Strange compliments



Just had the check out lass admiring my packing skills in Morrisons
It gets mentioned a lot as they probably have some right heed the balls to deal with
My signature gets the odd one as well when I'm signing for fuel
Any oddball compliments you get
Eee you’ve lost loads of weight, you were dead fat before.
Not sure that’s oddball but it’s frequent.
I had a bloke compliment me on my eyebrows the other day.
 
Just had the check out lass admiring my packing skills in Morrisons
It gets mentioned a lot as they probably have some right heed the balls to deal with
My signature gets the odd one as well when I'm signing for fuel
Any oddball compliments you get

Used to get called back to front (as in the raggy doll) in my first job as a tax trainee, on the account I used to always come out with the right answer but I processed most things from a completely different perspective to everyone else. usually backwards.
 
Eee you’ve lost loads of weight, you were dead fat before.
Not sure that’s oddball but it’s frequent.
I had a bloke compliment me on my eyebrows the other day.
Me Mam bless her soul used to always mention me looking thinner and not the other way
Not to my face anyway 😀
 
Just had the check out lass admiring my packing skills in Morrisons
It gets mentioned a lot as they probably have some right heed the balls to deal with
My signature gets the odd one as well when I'm signing for fuel
Any oddball compliments you get
I work at Morrisons and always try to ensure I look smart, whether in or out of work.
I was complimented on the appearance of my highly polished work boots, and was asked if I was ex forces.
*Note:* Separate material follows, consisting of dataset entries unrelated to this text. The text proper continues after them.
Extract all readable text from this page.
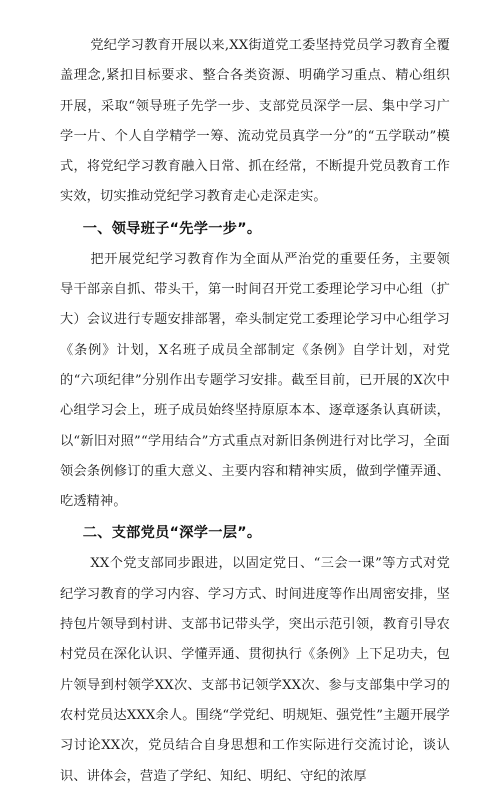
党纪学习教育开展以来,XX街道党工委坚持党员学习教育全覆盖理念,紧扣目标要求、整合各类资源、明确学习重点、精心组织开展，采取“领导班子先学一步、支部党员深学一层、集中学习广学一片、个人自学精学一筹、流动党员真学一分”的“五学联动”模式，将党纪学习教育融入日常、抓在经常，不断提升党员教育工作实效，切实推动党纪学习教育走心走深走实。

一、领导班子“先学一步”。

把开展党纪学习教育作为全面从严治党的重要任务，主要领导干部亲自抓、带头干，第一时间召开党工委理论学习中心组（扩大）会议进行专题安排部署，牵头制定党工委理论学习中心组学习《条例》计划，X名班子成员全部制定《条例》自学计划，对党的“六项纪律”分别作出专题学习安排。截至目前，已开展的X次中心组学习会上，班子成员始终坚持原原本本、逐章逐条认真研读，以“新旧对照”“学用结合”方式重点对新旧条例进行对比学习，全面领会条例修订的重大意义、主要内容和精神实质，做到学懂弄通、吃透精神。

二、支部党员“深学一层”。

XX个党支部同步跟进，以固定党日、“三会一课”等方式对党纪学习教育的学习内容、学习方式、时间进度等作出周密安排，坚持包片领导到村讲、支部书记带头学，突出示范引领，教育引导农村党员在深化认识、学懂弄通、贯彻执行《条例》上下足功夫，包片领导到村领学XX次、支部书记领学XX次、参与支部集中学习的农村党员达XXX余人。围绕“学党纪、明规矩、强党性”主题开展学习讨论XX次，党员结合自身思想和工作实际进行交流讨论，谈认识、讲体会，营造了学纪、知纪、明纪、守纪的浓厚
I sometimes get compliments on the aftershave I wear, and I often get complimented on my seemingly obvious (to some, though not myself) likeness to Kirky from Coronation Street. :eek:
 
Used to get called back to front (as in the raggy doll) in my first job as a tax trainee, on the account I used to always come out with the right answer but I processed most things from a completely different perspective to everyone else. usually backwards.

Remember in my mock geography GCSE there was a question on evaporation and rainfall and the teacher read my answer out and told me to stop trying to be a clever shit in the exams because my first thought wasn't heat, evaporation, cloud formation, precipitation . It was minus temp, no evaporation etc, etc. wasn't trying to be an arse just have a broken brain.